Speculation about a break-up or buyout of Fletcher Building has re-emerged with investment banks said to be working on pitches on the other side of the Tasman, according to an Australian media report.

The Australian Financial Review’s ‘Street Talk’ column on Tuesday reported that at least three investment banks are seeking a buyer for Auckland-based Fletcher after the shares sank 21 per cent, wiping $1.52 billion from the value of the country’s biggest building firm.

This came after unexpectedly weak earnings from its construction division followed by an earnings downgrade.

Fletcher shares were recently at $8.02, valuing the company at $5.59 billion, a discount to Citi research cited by the AFR that puts an equity value of $7.55 billion, or $10.98 a share, on the building firm.

Rickey Ward, NZ equity manager at JB Were in Auckland, said no-one ever knows whether such speculative reports have any substance, but the share price fall and projected valuations made it more attractive for investment banks to pitch what would be a major deal.

Fletcher shares started dropping in late February when the company’s construction division unexpectedly posted weak first half earnings over some problematic projects.

The stock took a second dive less than a month later when Fletcher cut its annual earnings guidance, largely because of issues with complex major building projects.

JB Were’s Mr Ward said the construction division had, like its rivals, been caught out by a rapid increase in labour costs which led to the downgrades.

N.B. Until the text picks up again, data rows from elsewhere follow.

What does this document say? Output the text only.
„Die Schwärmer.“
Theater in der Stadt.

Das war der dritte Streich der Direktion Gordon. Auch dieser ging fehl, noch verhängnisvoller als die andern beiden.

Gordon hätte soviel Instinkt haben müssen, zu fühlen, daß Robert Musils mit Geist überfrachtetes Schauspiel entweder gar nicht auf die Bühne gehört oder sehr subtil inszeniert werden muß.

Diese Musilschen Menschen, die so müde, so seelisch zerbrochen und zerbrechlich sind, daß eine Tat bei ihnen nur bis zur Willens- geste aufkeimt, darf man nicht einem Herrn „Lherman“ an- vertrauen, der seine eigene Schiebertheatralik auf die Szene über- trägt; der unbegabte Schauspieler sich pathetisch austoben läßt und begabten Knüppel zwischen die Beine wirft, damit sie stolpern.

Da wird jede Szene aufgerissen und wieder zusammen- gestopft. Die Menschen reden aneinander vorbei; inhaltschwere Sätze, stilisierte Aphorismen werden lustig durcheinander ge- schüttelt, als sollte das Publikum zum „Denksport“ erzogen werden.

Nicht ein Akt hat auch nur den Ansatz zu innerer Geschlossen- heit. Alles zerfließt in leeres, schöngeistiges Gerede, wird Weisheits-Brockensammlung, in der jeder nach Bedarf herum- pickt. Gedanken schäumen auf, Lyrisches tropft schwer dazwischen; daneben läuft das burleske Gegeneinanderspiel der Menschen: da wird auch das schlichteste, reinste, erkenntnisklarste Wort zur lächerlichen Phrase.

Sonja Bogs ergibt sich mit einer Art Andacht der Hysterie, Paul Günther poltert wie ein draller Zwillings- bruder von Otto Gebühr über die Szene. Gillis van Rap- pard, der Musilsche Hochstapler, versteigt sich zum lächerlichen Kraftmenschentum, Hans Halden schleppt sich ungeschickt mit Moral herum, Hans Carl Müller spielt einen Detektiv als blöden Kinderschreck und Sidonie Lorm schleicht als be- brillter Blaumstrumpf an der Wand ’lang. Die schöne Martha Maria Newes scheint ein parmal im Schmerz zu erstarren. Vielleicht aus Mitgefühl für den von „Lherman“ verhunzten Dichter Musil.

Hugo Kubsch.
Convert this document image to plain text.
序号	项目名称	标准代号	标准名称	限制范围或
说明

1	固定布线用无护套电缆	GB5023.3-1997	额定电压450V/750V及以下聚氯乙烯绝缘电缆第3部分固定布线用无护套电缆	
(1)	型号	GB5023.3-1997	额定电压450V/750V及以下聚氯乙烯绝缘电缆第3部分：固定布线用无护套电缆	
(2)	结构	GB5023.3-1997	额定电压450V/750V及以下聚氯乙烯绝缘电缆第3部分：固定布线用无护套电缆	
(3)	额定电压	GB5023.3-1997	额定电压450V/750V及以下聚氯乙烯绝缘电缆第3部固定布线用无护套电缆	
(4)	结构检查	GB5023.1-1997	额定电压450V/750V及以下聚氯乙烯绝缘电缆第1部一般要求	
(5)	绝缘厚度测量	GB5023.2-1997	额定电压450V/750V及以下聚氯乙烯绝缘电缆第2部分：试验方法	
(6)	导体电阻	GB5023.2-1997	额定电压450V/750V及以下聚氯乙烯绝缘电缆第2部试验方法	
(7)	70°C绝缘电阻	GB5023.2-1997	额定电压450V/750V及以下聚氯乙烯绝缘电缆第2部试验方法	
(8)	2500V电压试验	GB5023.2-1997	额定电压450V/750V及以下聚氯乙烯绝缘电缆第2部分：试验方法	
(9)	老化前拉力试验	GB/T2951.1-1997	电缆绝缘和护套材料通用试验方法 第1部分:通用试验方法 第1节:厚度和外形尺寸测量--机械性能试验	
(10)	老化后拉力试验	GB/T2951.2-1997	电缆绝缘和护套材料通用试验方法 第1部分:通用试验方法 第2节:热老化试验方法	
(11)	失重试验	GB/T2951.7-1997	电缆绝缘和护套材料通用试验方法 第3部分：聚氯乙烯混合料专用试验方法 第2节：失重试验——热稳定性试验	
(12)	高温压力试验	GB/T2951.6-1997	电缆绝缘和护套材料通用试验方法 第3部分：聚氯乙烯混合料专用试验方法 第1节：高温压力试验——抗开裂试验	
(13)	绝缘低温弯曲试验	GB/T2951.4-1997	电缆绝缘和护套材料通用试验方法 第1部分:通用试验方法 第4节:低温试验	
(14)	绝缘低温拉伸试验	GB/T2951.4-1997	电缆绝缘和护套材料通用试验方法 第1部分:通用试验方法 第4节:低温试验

However, it didn’t pass on large benefits to Fletcher’s other units and has become a headache for the company, generating just 10 per cent of earnings on 20 per cent of the revenue.

The Citi research values the construction division at $341 million on an earnings multiple of just four times, less than half the 8.1 times multiple running across the entire group.

Fletcher has set up its divisions to be stand-alone businesses. Its only substantial shareholder is US-based fund manager BlackRock, with a 6 per cent stake. The company has 37,630 shareholders, of which the top 100 own 84 per cent.